A house damaged by flooding

By Sawsan Rawas, UNICEF DPRK

Thanks to the UNICEF Representative in DPRK, Balagopal Gopalan, for his guidance and support throughout the whole process.

The Democratic People's Republic of Korea (DPRK) experienced very heavy rainfall that caused severe floods in six provinces of the country during August 2007. This caused severe damage to infrastructure, and made some villages inaccessible due to damaged roads and bridges. An estimated 102,400 were made homeless and 54,160 homes damaged.

The International Federation of Red Cross and Red Crescent Societies and UNICEF were the first agencies to respond to the population affected by the floods. Water purification kits and essential medicines were rushed to the affected areas. Following this, the UN Country Team set up the mechanism for a coordinated response to the floods. This involved all the resident agencies, as well as the non-governmental organizations (NGOs) who function in the DPRK under European Union programme support unit identities.

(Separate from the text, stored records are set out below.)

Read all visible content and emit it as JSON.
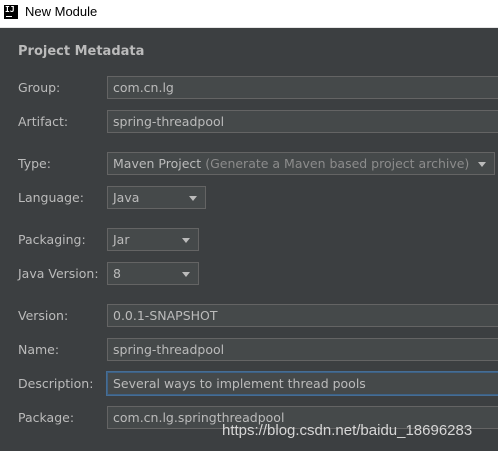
{
  "window": {
    "title": "New Module",
    "app_icon": "IJ"
  },
  "section": {
    "title": "Project Metadata"
  },
  "fields": {
    "group": {
      "label": "Group:",
      "value": "com.cn.lg"
    },
    "artifact": {
      "label": "Artifact:",
      "value": "spring-threadpool"
    },
    "type": {
      "label": "Type:",
      "value": "Maven Project",
      "hint": "(Generate a Maven based project archive)"
    },
    "language": {
      "label": "Language:",
      "value": "Java"
    },
    "packaging": {
      "label": "Packaging:",
      "value": "Jar"
    },
    "java_version": {
      "label": "Java Version:",
      "value": "8"
    },
    "version": {
      "label": "Version:",
      "value": "0.0.1-SNAPSHOT"
    },
    "name": {
      "label": "Name:",
      "value": "spring-threadpool"
    },
    "description": {
      "label": "Description:",
      "value": "Several ways to implement thread pools"
    },
    "package": {
      "label": "Package:",
      "value": "com.cn.lg.springthreadpool"
    }
  },
  "watermark": "https://blog.csdn.net/baidu_18696283"
}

Unsolicited donations of milk powder

In response to the emergency, humanitarian aid started to come into DPRK from many sources. The UNICEF office was alerted to incoming and unsolicited donations of milk powder and baby food. A donation of milk powder from a neighbouring country, which was being supplied as bilateral assistance through NGOs without the knowledge of the Ministry of Public Health, was identified in an OCHA situation report (21 August 2007). A second donation, of 28.5MT of 'baby food and milk products,' from another neighbouring country was disclosed at an interagency meeting.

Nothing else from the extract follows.